On pourrait se dire que ce roman est bien noir, très pessimiste, voire effrayant, mais cette sorte d’apocalypse est éclairée par une lueur d’espoir. Dans une conception cyclique du temps, la fin est aussi le début. Les caméléons le savent, ils attendent que les êtres humains se détruisent. Ils sont là pour assister à la renaissance de l’île. Ananda Devi semble remettre l’humanité à sa place : si les êtres humains sont particulièrement performants dans leur capacité à détruire et se détruire, ils restent insignifiants à l’échelle de la vie, symbolisée par les caméléons. Est-ce à dire qu’il n’y aura plus d’humanité ? Il semblerait que l’auteure ait voulu garder un infime espoir, à travers le fragile couple mère-fille que forment Sara et Sonia. Sara, comme les caméléons, voit au-delà des apparences, de même que Sonia est une sorte de Cassandre. Toutes deux pourraient peut-être participer à la renaissance de l’île.

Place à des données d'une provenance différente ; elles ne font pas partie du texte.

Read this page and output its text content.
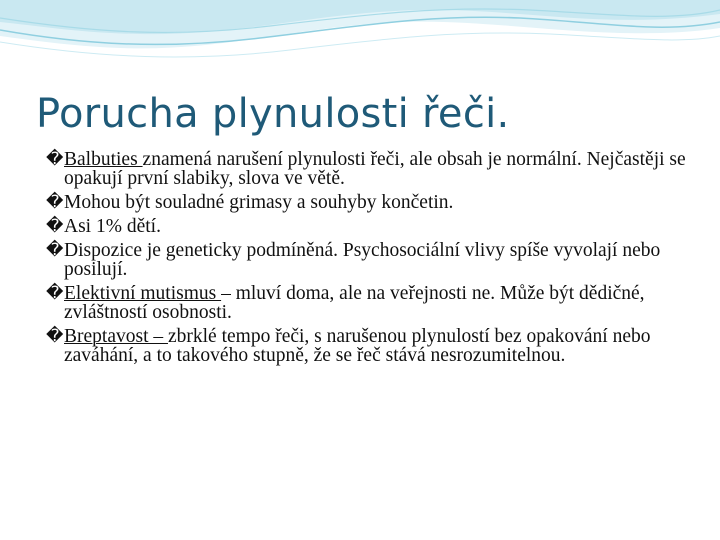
Porucha plynulosti řeči.
� Balbuties znamená narušení plynulosti řeči, ale obsah je normální. Nejčastěji se opakují první slabiky, slova ve větě.
� Mohou být souladné grimasy a souhyby končetin.
� Asi 1% dětí.
� Dispozice je geneticky podmíněná. Psychosociální vlivy spíše vyvolají nebo posilují.
� Elektivní mutismus – mluví doma, ale na veřejnosti ne. Může být dědičné, zvláštností osobnosti.
� Breptavost – zbrklé tempo řeči, s narušenou plynulostí bez opakování nebo zaváhání, a to takového stupně, že se řeč stává nesrozumitelnou.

Ce roman est une magnifique symbiose de tout ce qu’Ananda Devi a écrit. On y retrouve tous ses motifs tissés dans une histoire originale. Le lecteur qui entrerait dans l’œuvre d’Ananda Devi par ce roman aura la chance de découvrir une voix importante de la littérature contemporaine, qui sait utiliser les pouvoirs de la fiction pour poser les questions fondamentales sur le monde contemporain.

Ananda Devi, Le jour des caméléons, éditions Grasset, août 2023, 272 pages, 20,90€.